Whisky Galore! was the second of three films released in 1949 - the others were Passport to Pimlico (d. Henry Cornelius) and Kind Hearts and Coronets (d. Robert Hamer) - which forever linked 'Ealing' and 'comedy' in the public imagination. It also marked the directorial debut of Alexander Mackendrick, previously a screenwriter and storyboard artist on several Ealing films.
Whisky Galore! was adapted by Compton Mackenzie and Angus MacPhail from Mackenzie's novel, itself based on the true story of a famous incident in 1941, in which the SS Politician - whose cargo included 22,000 cases of whisky - was wrecked near the Hebridean islands of Eriskay and South Uist. Dozens of boats from every nearby island soon set upon the wreck, rescuing some 7,000 cases from a watery end.
The novel, and Mackendrick's film, relocates the story to the fictional island of Todday, and is not only a celebration of the islanders' single-mindedness, but a homage to the restorative powers of Scotch, which magically restores a community in deep depression for want of a 'wee dram'. Producer Monja Danischewsky called the film "the longest unsponsored advertisement ever to reach cinema screens the world over."
Despite a difficult production beset by often appalling weather, and a slow start at the English box-office, it became a worldwide hit and Ealing's most profitable film. It is also one of its most fondly remembered, particularly in Scotland. Its success owes much to its remarkable feeling of authenticity: with the exception of Basil Radford and Joan Greenwood most of the cast were Scots, with the extras coming from among the islanders of Barra where much of it was filmed. The constant attentions of the islanders helped the cast to perfect their accents.
Unlike the gentle comedy of Passport to Pimlico, Whisky Galore!'s humour has an often cruel bite, most of it at the expense of the pompous English Home Guard commander, Waggett (Radford), whose efforts to frustrate the islanders' pursuit of whisky result only in his own undoing.
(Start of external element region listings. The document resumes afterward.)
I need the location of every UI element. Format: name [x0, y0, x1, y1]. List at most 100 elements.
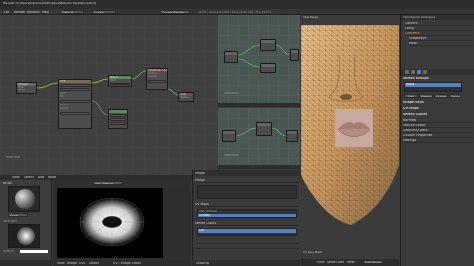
- node-field[interactable]: [110, 114, 126, 117]
- uv-list[interactable]: lips_diffuse UVMap: [197, 209, 297, 218]
- menu-add[interactable]: Add: [338, 261, 344, 264]
- select-button[interactable]: Select: [449, 94, 461, 98]
- outliner-item[interactable]: Lamp: [405, 27, 473, 31]
- render-engine-select[interactable]: Cycles Render: [160, 10, 190, 14]
- mode-select[interactable]: Edit Mode: [363, 260, 383, 264]
- tab-icon-active[interactable]: [417, 70, 421, 74]
- brush-preview[interactable]: [8, 186, 40, 212]
- menu-select[interactable]: Select: [24, 176, 34, 179]
- section-geometry-data[interactable]: Geometry Data: [403, 129, 473, 133]
- section-vertex-groups[interactable]: Vertex Groups: [403, 77, 429, 80]
- outliner-header-text[interactable]: View Search All Scenes: [403, 16, 435, 19]
- vcol-list[interactable]: Col: [197, 228, 297, 236]
- node-field[interactable]: [60, 88, 90, 91]
- node-e[interactable]: [222, 130, 236, 142]
- node-field[interactable]: [148, 79, 166, 83]
- tool-panel[interactable]: Brush Draw Strength Radius: [0, 180, 52, 260]
- node-editor-tertiary[interactable]: Interface: [218, 108, 300, 165]
- list-box[interactable]: Basis: [404, 82, 462, 92]
- image-properties[interactable]: Image Image UV Maps lips_diffuse UVMap V…: [192, 170, 301, 260]
- image-field-box[interactable]: [197, 185, 297, 199]
- image-select[interactable]: lips_diffuse: [93, 181, 123, 185]
- node-f[interactable]: [256, 122, 272, 136]
- color-swatch[interactable]: [20, 250, 48, 253]
- section-custom-properties[interactable]: Custom Properties: [403, 134, 473, 138]
- node-material-output[interactable]: Material Output Surface Volume: [146, 68, 168, 90]
- list-item-active[interactable]: Basis: [405, 83, 461, 87]
- section-row[interactable]: [195, 245, 299, 249]
- scene-select[interactable]: Scene: [92, 10, 116, 14]
- menu-render[interactable]: Render: [14, 11, 25, 14]
- vcol-list-item-active[interactable]: Col: [198, 229, 296, 233]
- section-image[interactable]: Image: [195, 179, 299, 183]
- color-wheel[interactable]: [17, 227, 35, 245]
- section-texture-space[interactable]: Texture Space: [403, 124, 473, 128]
- section-vertex-colors[interactable]: Vertex Colors: [195, 222, 299, 226]
- menu-view[interactable]: View: [317, 261, 325, 264]
- menu-select[interactable]: Select: [89, 262, 99, 265]
- node-socket[interactable]: Fac: [59, 95, 91, 98]
- tab-icon[interactable]: [423, 70, 427, 74]
- color-wheel-box[interactable]: [8, 224, 40, 248]
- node-out[interactable]: Out Surface: [178, 92, 194, 102]
- node-socket[interactable]: BSDF: [109, 79, 131, 82]
- 3d-viewport[interactable]: User Persp (1) Lips_Mesh: [301, 15, 399, 259]
- node-field[interactable]: [60, 111, 90, 115]
- menu-mesh[interactable]: Mesh: [347, 261, 355, 264]
- node-field[interactable]: [110, 118, 126, 121]
- menu-uvs[interactable]: UVs: [79, 262, 85, 265]
- node-image[interactable]: Image Color Alpha: [16, 82, 37, 94]
- outliner[interactable]: View Search All Scenes Camera Lamp LipsM…: [400, 15, 474, 69]
- menu-node[interactable]: Node: [48, 176, 56, 179]
- section-settings[interactable]: Settings: [403, 139, 473, 143]
- brush-select[interactable]: Draw: [8, 213, 28, 217]
- section-uv-maps[interactable]: UV Maps: [403, 107, 419, 110]
- node-field[interactable]: [60, 84, 90, 87]
- outliner-item[interactable]: ShapeKeys: [409, 37, 473, 41]
- menu-help[interactable]: Help: [42, 11, 49, 14]
- node-c[interactable]: [260, 63, 276, 73]
- node-b[interactable]: [260, 39, 276, 51]
- menu-view[interactable]: View: [57, 262, 65, 265]
- outliner-item-selected[interactable]: LipsMesh: [405, 32, 473, 36]
- texture-canvas[interactable]: [57, 188, 163, 258]
- tab-icon[interactable]: [411, 70, 415, 74]
- menu-select[interactable]: Select: [327, 261, 337, 264]
- menu-file[interactable]: File: [4, 11, 9, 14]
- node-field[interactable]: [110, 122, 126, 125]
- node-bsdf[interactable]: BSDF BSDF: [108, 75, 132, 87]
- menu-image[interactable]: Image: [67, 262, 77, 265]
- remove-button[interactable]: Remove: [419, 94, 433, 98]
- node-socket[interactable]: Volume: [147, 75, 167, 78]
- menu-window[interactable]: Window: [27, 11, 40, 14]
- node-d[interactable]: [290, 49, 299, 61]
- assign-button[interactable]: Assign: [434, 94, 448, 98]
- node-a[interactable]: [224, 51, 238, 63]
- uv-list-item-active[interactable]: UVMap: [198, 213, 296, 217]
- node-socket[interactable]: Color2: [59, 107, 91, 110]
- node-bsdf-2[interactable]: [108, 109, 128, 129]
- selected-lips-region[interactable]: [335, 109, 373, 147]
- tab-icon[interactable]: [405, 70, 409, 74]
- node-editor[interactable]: Interface Image Color Alpha Mix Color Fa…: [0, 15, 217, 175]
- properties-editor[interactable]: Vertex Groups Basis Add Remove Assign Se…: [400, 69, 474, 266]
- node-editor-secondary[interactable]: Interface: [218, 15, 300, 103]
- image-editor[interactable]: [53, 186, 191, 260]
- section-shape-keys[interactable]: Shape Keys: [403, 101, 424, 104]
- section-uv-maps[interactable]: UV Maps: [195, 203, 299, 207]
- section-vertex-colors[interactable]: Vertex Colors: [403, 113, 427, 116]
- node-g[interactable]: [286, 130, 298, 142]
- node-socket[interactable]: Surface: [179, 96, 193, 99]
- node-socket[interactable]: Alpha: [17, 89, 36, 91]
- section-normals[interactable]: Normals: [403, 119, 473, 123]
- menu-view[interactable]: View: [12, 176, 20, 179]
- node-mix[interactable]: Mix Color Fac Color1 Color2: [58, 79, 92, 129]
- menu-add[interactable]: Add: [38, 176, 44, 179]
- layout-select[interactable]: Default: [60, 10, 84, 14]
- node-field[interactable]: [60, 99, 90, 103]
- add-button[interactable]: Add: [404, 94, 418, 98]
- outliner-item[interactable]: Camera: [405, 22, 473, 26]
- node-field[interactable]: [110, 82, 130, 86]
- section-row[interactable]: [195, 240, 299, 244]
- outliner-item[interactable]: Mesh: [409, 42, 473, 46]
Waggett's qualities - innocent, decent, not too clever - would have chimed perfectly among the Burgundians of Passport to Pimlico (in which Radford also appeared). But it's exactly these qualities which mark him out as the victim of the wily Todday islanders. The hapless Waggett is comprehensively defeated, and his final humiliation absolute - even his wife bursts into laughter at his fate.